# Setting up a camera for humming birds?



## EricFiskCGD (Mar 24, 2014)

I see a lot of awesome photos of hummingbirds and I'm wondering how the members here set their cameras up to take those shots.

We have hummingbird feeders here and I would like to take some shots of my own for my wife. Suggestions?


----------



## cid (Mar 24, 2014)

EricFiskCGD said:


> I see a lot of awesome photos of hummingbirds and I'm wondering how the members here set their cameras up to take those shots.
> 
> We have hummingbird feeders here and I would like to take some shots of my own for my wife. Suggestions?


well, maybe this can help, it's tutorial for 5D mk III written by cervantes (forum member)
forum discussion
direct tutorial link


----------



## cid (Mar 24, 2014)

I just looked at your signature, your camera probably doesn't have all the settings, but in general

high ISO setting - if you want to freeze action
Tv mode
AI Servo mode - for continous tracking
fast SD card - for high speed write in "burst mode" shooting[\li]

If you want to add some equipment then some longer ultrasonic focusing lens (faster focussing) and maybe some external flash won't hurt


----------



## chauncey (Mar 24, 2014)

It's really difficult...plug all the holes in the feeder but one, wait a day for the birds to accustom themselves to one hole> using a tripod with a long lens and a remote shutter, pre-focus near the feeder hole.
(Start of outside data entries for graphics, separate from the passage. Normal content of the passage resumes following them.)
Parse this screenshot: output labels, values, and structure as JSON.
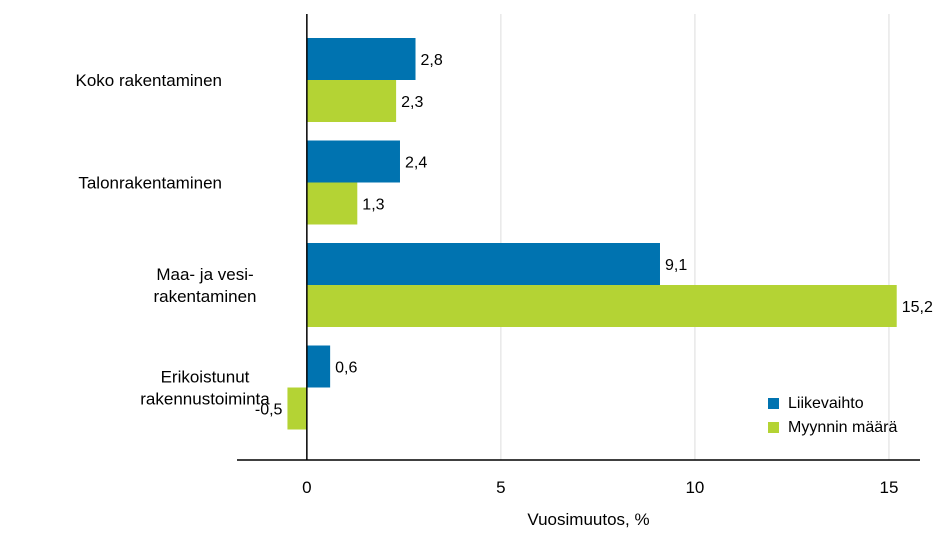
{
  "chart_data": {
    "type": "bar",
    "orientation": "horizontal",
    "categories": [
      [
        "Koko rakentaminen"
      ],
      [
        "Talonrakentaminen"
      ],
      [
        "Maa- ja vesi-",
        "rakentaminen"
      ],
      [
        "Erikoistunut",
        "rakennustoiminta"
      ]
    ],
    "series": [
      {
        "name": "Liikevaihto",
        "color": "#0073b0",
        "values": [
          2.8,
          2.4,
          9.1,
          0.6
        ],
        "labels": [
          "2,8",
          "2,4",
          "9,1",
          "0,6"
        ]
      },
      {
        "name": "Myynnin määrä",
        "color": "#b4d334",
        "values": [
          2.3,
          1.3,
          15.2,
          -0.5
        ],
        "labels": [
          "2,3",
          "1,3",
          "15,2",
          "-0,5"
        ]
      }
    ],
    "xlabel": "Vuosimuutos, %",
    "xlim": [
      -1.8,
      15.8
    ],
    "xticks": [
      0,
      5,
      10,
      15
    ],
    "xtick_labels": [
      "0",
      "5",
      "10",
      "15"
    ],
    "grid": "vertical",
    "legend_position": "bottom-right"
  }
}
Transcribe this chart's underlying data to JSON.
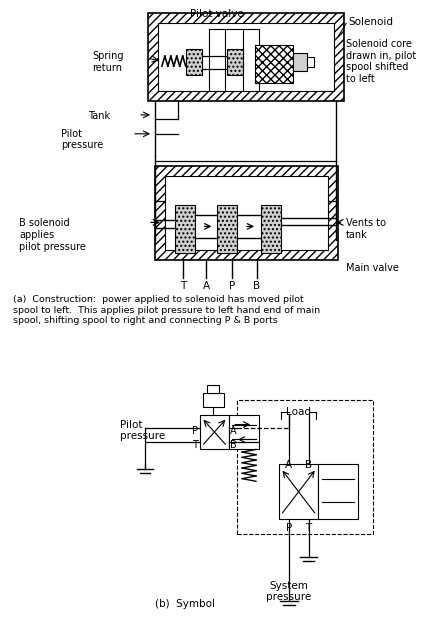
{
  "bg_color": "#ffffff",
  "title_a": "(a)  Construction:  power applied to solenoid has moved pilot\nspool to left.  This applies pilot pressure to left hand end of main\nspool, shifting spool to right and connecting P & B ports",
  "title_b": "(b)  Symbol",
  "label_pilot_valve": "Pilot valve",
  "label_solenoid": "Solenoid",
  "label_spring_return": "Spring\nreturn",
  "label_tank": "Tank",
  "label_pilot_pressure": "Pilot\npressure",
  "label_solenoid_core": "Solenoid core\ndrawn in, pilot\nspool shifted\nto left",
  "label_b_solenoid": "B solenoid\napplies\npilot pressure",
  "label_vents": "Vents to\ntank",
  "label_main_valve": "Main valve",
  "label_pilot_pressure_b": "Pilot\npressure",
  "label_load": "Load",
  "label_system_pressure": "System\npressure"
}
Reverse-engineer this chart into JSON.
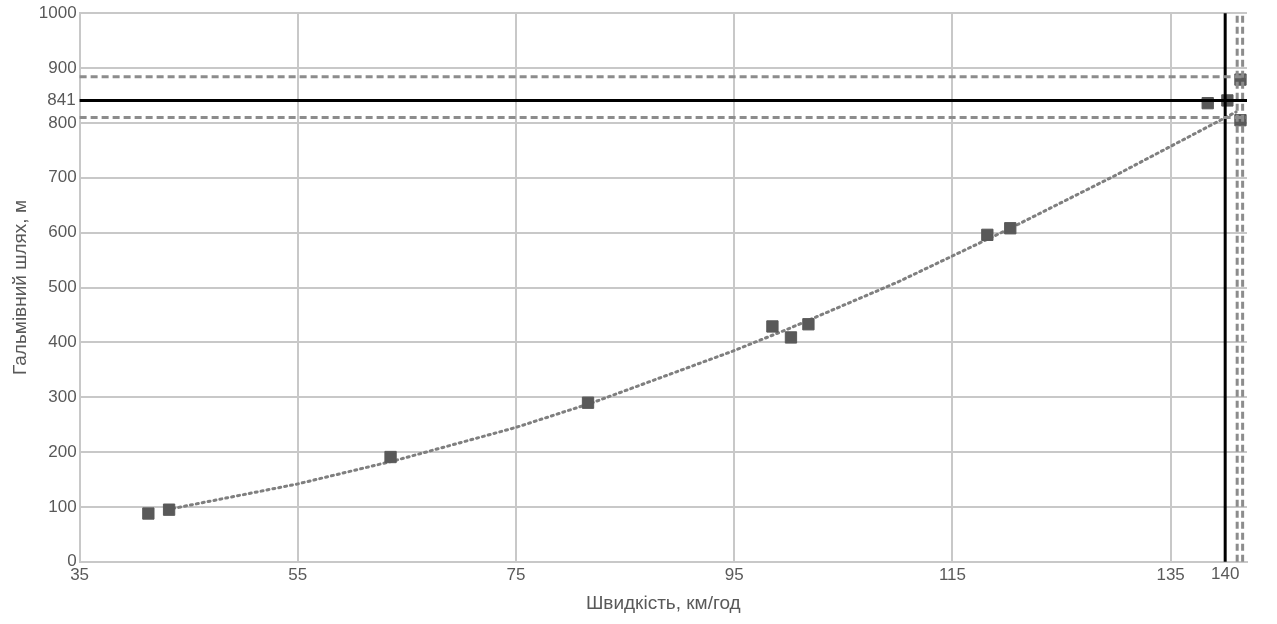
{
  "chart_data": {
    "type": "scatter",
    "xlabel": "Швидкість, км/год",
    "ylabel": "Гальмівний шлях, м",
    "xlim": [
      35,
      142
    ],
    "ylim": [
      0,
      1000
    ],
    "xticks": [
      35,
      55,
      75,
      95,
      115,
      135
    ],
    "yticks": [
      0,
      100,
      200,
      300,
      400,
      500,
      600,
      700,
      800,
      900,
      1000
    ],
    "grid": true,
    "legend": false,
    "series": [
      {
        "color": "#595959",
        "marker": "square",
        "x": [
          41.3,
          43.2,
          63.5,
          81.6,
          98.5,
          100.2,
          101.8,
          118.2,
          120.3,
          138.4,
          140.2,
          141.4,
          141.4
        ],
        "values": [
          88,
          95,
          191,
          290,
          429,
          409,
          433,
          596,
          608,
          836,
          841,
          879,
          805
        ]
      },
      {
        "type": "line",
        "color": "#7f7f7f",
        "marker": "none",
        "line_style": "dotted",
        "x": [
          43,
          55,
          64,
          75,
          82,
          95,
          100,
          110,
          120,
          130,
          141
        ],
        "values": [
          95,
          142,
          185,
          245,
          290,
          385,
          425,
          510,
          605,
          705,
          820
        ]
      }
    ],
    "ref_lines": [
      {
        "axis": "y",
        "value": 841,
        "label": "841",
        "color": "#000000",
        "line_style": "solid"
      },
      {
        "axis": "y",
        "value": 884,
        "color": "#8c8c8c",
        "line_style": "dashed"
      },
      {
        "axis": "y",
        "value": 810,
        "color": "#8c8c8c",
        "line_style": "dashed"
      },
      {
        "axis": "x",
        "value": 140,
        "label": "140",
        "color": "#000000",
        "line_style": "solid"
      },
      {
        "axis": "x",
        "value": 141.1,
        "color": "#8c8c8c",
        "line_style": "dashed"
      },
      {
        "axis": "x",
        "value": 141.6,
        "color": "#8c8c8c",
        "line_style": "dashed"
      }
    ]
  }
}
Now the tough part>grab a cuppa and wait, with the remote in your hand...when a bird comes close to your pre-focus area, fire off a burst. You won't have a high keeper rate but, you will have some killer images...like this


----------



## neuroanatomist (Mar 24, 2014)

A common setup is 3-4 external flashes with radio triggers. The camera shutter isn't fast enough to freeze wing motion. With Speedlites, flash duration is inversely proportional to power - at high power, a flash is no faster than the shutter, but at minimum power (1/128), the flash duration is shorter than 1/30000 s - and that's fast enough to freeze wing motion. The reason for using multiple flashes is to get _enough_ light at the minimum power settings.
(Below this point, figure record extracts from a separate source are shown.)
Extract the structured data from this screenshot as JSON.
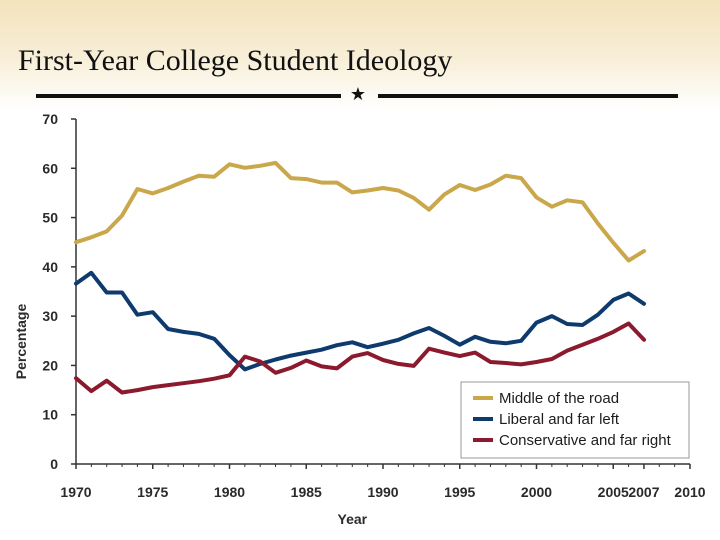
{
  "slide": {
    "title": "First-Year College Student Ideology",
    "star_icon": "★"
  },
  "chart_data": {
    "type": "line",
    "title": "",
    "xlabel": "Year",
    "ylabel": "Percentage",
    "xlim": [
      1970,
      2010
    ],
    "ylim": [
      0,
      70
    ],
    "x_ticks": [
      1970,
      1975,
      1980,
      1985,
      1990,
      1995,
      2000,
      2005,
      2007,
      2010
    ],
    "y_ticks": [
      0,
      10,
      20,
      30,
      40,
      50,
      60,
      70
    ],
    "legend_position": "bottom-right",
    "grid": false,
    "series": [
      {
        "name": "Middle of the road",
        "color": "#c9a74a",
        "x": [
          1970,
          1971,
          1972,
          1973,
          1974,
          1975,
          1976,
          1977,
          1978,
          1979,
          1980,
          1981,
          1982,
          1983,
          1984,
          1985,
          1986,
          1987,
          1988,
          1989,
          1990,
          1991,
          1992,
          1993,
          1994,
          1995,
          1996,
          1997,
          1998,
          1999,
          2000,
          2001,
          2002,
          2003,
          2004,
          2005,
          2006,
          2007
        ],
        "y": [
          45.0,
          46.0,
          47.2,
          50.4,
          55.8,
          54.9,
          56.0,
          57.3,
          58.5,
          58.3,
          60.8,
          60.1,
          60.5,
          61.1,
          58.0,
          57.8,
          57.1,
          57.1,
          55.1,
          55.5,
          56.0,
          55.5,
          54.0,
          51.6,
          54.7,
          56.6,
          55.6,
          56.7,
          58.5,
          58.0,
          54.1,
          52.2,
          53.5,
          53.1,
          48.8,
          44.9,
          41.3,
          43.2
        ]
      },
      {
        "name": "Liberal and far left",
        "color": "#0e3a6e",
        "x": [
          1970,
          1971,
          1972,
          1973,
          1974,
          1975,
          1976,
          1977,
          1978,
          1979,
          1980,
          1981,
          1982,
          1983,
          1984,
          1985,
          1986,
          1987,
          1988,
          1989,
          1990,
          1991,
          1992,
          1993,
          1994,
          1995,
          1996,
          1997,
          1998,
          1999,
          2000,
          2001,
          2002,
          2003,
          2004,
          2005,
          2006,
          2007
        ],
        "y": [
          36.6,
          38.8,
          34.8,
          34.8,
          30.3,
          30.8,
          27.4,
          26.8,
          26.4,
          25.4,
          22.1,
          19.2,
          20.3,
          21.2,
          22.0,
          22.6,
          23.2,
          24.1,
          24.7,
          23.7,
          24.4,
          25.2,
          26.5,
          27.6,
          26.0,
          24.2,
          25.8,
          24.8,
          24.5,
          25.0,
          28.7,
          30.0,
          28.4,
          28.2,
          30.3,
          33.3,
          34.6,
          32.5
        ]
      },
      {
        "name": "Conservative and far right",
        "color": "#8b1a2e",
        "x": [
          1970,
          1971,
          1972,
          1973,
          1974,
          1975,
          1976,
          1977,
          1978,
          1979,
          1980,
          1981,
          1982,
          1983,
          1984,
          1985,
          1986,
          1987,
          1988,
          1989,
          1990,
          1991,
          1992,
          1993,
          1994,
          1995,
          1996,
          1997,
          1998,
          1999,
          2000,
          2001,
          2002,
          2003,
          2004,
          2005,
          2006,
          2007
        ],
        "y": [
          17.4,
          14.8,
          16.9,
          14.5,
          15.0,
          15.6,
          16.0,
          16.4,
          16.8,
          17.3,
          18.0,
          21.8,
          20.8,
          18.5,
          19.5,
          21.0,
          19.8,
          19.4,
          21.8,
          22.5,
          21.1,
          20.3,
          19.9,
          23.4,
          22.6,
          21.9,
          22.6,
          20.7,
          20.5,
          20.2,
          20.7,
          21.3,
          23.0,
          24.2,
          25.4,
          26.8,
          28.5,
          25.2
        ]
      }
    ]
  }
}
No need to spend in exorbitant amount for the set up, you only need manual flashes and dumb radio triggers. A set of four flashes and triggers can run $200 or less.


----------



## Don Haines (Mar 24, 2014)

neuroanatomist said:


> A common setup is 3-4 external flashes with radio triggers. The camera shutter isn't fast enough to freeze wing motion. With Speedlites, flash duration is inversely proportional to power - at high power, a flash is no faster than the shutter, but at minimum power (1/128), the flash duration is shorter than 1/30000 s - and that's fast enough to freeze wing motion. The reason for using multiple flashes is to get _enough_ light at the minimum power settings.
> 
> No need to spend in exorbitant amount for the set up, you only need manual flashes and dumb radio triggers. A set of four flashes and triggers can run $200 or less.



I have tried that with a camera, the pop-up flash, and the button-style remote control and it worked reasonably well. I am hoping to repeat it again this summer (if the snow ever melts here) with a decent flash and a wireless tether (yes, I know there is delay, but the buton-style remote I have needs to be in front of the camera).


----------



## DRJPWPHOTOGRAPHY (Mar 24, 2014)

Here I used five Speedlites set at min power


----------



## DRJPWPHOTOGRAPHY (Mar 24, 2014)

Here I did not use low enough speedlite settings to freeze wings.
Also should have used lower F stop think this was f4, should have used maybe 5.6 or higher, would have gotten total wing in focus.


----------



## Rienzphotoz (Mar 26, 2014)

DRJPWPHOTOGRAPHY said:


> Here I used five Speedlites set at min power


AWESOME!


----------